雇われた理由は昨今、ドブ板通りと近在の町中を騒がす【奇怪な人々】がもし本当に現れたら、身を呈して町の人を護る役目を担わされているためであった。
「…Bizarre people(奇怪な人々)」
ロリは首を左に十二度傾けながら独りごちる。
それと云うのも、その“奇怪な人々”という存在そのものが珍妙な人間たちで、ふらり、どこにでもいそうな身なりと風体で町中に突如現れて、彼らに気付いた人間を人目の付かない裏路地辺りに誘い、いきなり何事かをしてくる。
などという、なんともフワッとした巷の噂が元だったからだ。
故に、未だに誰も、少なくとも依頼されて探索をはじめたロリや同居人の確認した限りにおいては、ドブ板通りをはじめとして近隣の町の人も噂の存在は知っているものの、奇怪な人々なる人間たちに巡りあった者とていない幻の存在だったのだ。
「…」
Appearing freely and attacking…(ぶらり現れて襲ってくる…)

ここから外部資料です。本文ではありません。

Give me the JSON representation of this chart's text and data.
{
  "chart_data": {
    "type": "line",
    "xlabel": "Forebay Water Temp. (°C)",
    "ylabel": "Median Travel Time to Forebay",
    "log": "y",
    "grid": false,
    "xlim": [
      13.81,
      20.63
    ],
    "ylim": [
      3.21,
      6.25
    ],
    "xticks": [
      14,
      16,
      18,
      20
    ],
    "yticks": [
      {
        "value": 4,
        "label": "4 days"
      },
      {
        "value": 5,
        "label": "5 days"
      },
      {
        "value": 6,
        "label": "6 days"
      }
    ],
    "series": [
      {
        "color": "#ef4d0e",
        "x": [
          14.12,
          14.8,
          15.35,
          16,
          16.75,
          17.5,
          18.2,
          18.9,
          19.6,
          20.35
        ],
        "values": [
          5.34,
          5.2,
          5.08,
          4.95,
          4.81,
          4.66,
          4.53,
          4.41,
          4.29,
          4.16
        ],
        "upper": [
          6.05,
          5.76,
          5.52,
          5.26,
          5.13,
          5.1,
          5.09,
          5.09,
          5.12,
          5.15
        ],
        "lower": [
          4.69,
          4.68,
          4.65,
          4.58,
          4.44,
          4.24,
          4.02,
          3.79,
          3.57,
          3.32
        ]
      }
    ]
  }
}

What's that interesting(なにそれ おもしろそう)
でもロリは、内心ウキウキなのである。
だって大好きな戦闘が、意味のわからない奇怪な奴ら相手に好きなだけ出来そうなのだから!
もちろんそんなことは表情にも態度にも一切出さないが、この話を同居人から聞いたロリは、自治会の範疇や自分たちの力でどうこうできない国や会社に雇われた船が相次いで沈む事件のことはともかく、こんな正体もつかめない可笑しな人間たちの風聞を信じて金まで出して、風説の正体をつかむか、出来るなら引っ捕らえて巷説を抑え込むつもりのドブ板通り自治会の、自分では解決する気がない態度に感心していなかった。
でも、それを委細承知の上で『これでロリに少しでも旨いものが食べさせられる!』などと言って手放しで喜んでいた。甲斐性なしな方面ではご町内の有名人である同居人の、自分の商才のなさから粗末にならざるを得なかったロリの食生活の変革を優先してくれる彼を、ロリはとても好ましく思っていた。
そして、同居人の彼と一緒に存分に力を出して遊べることに彼女は、それが一番楽しくて心の底からウキウキしているのだった。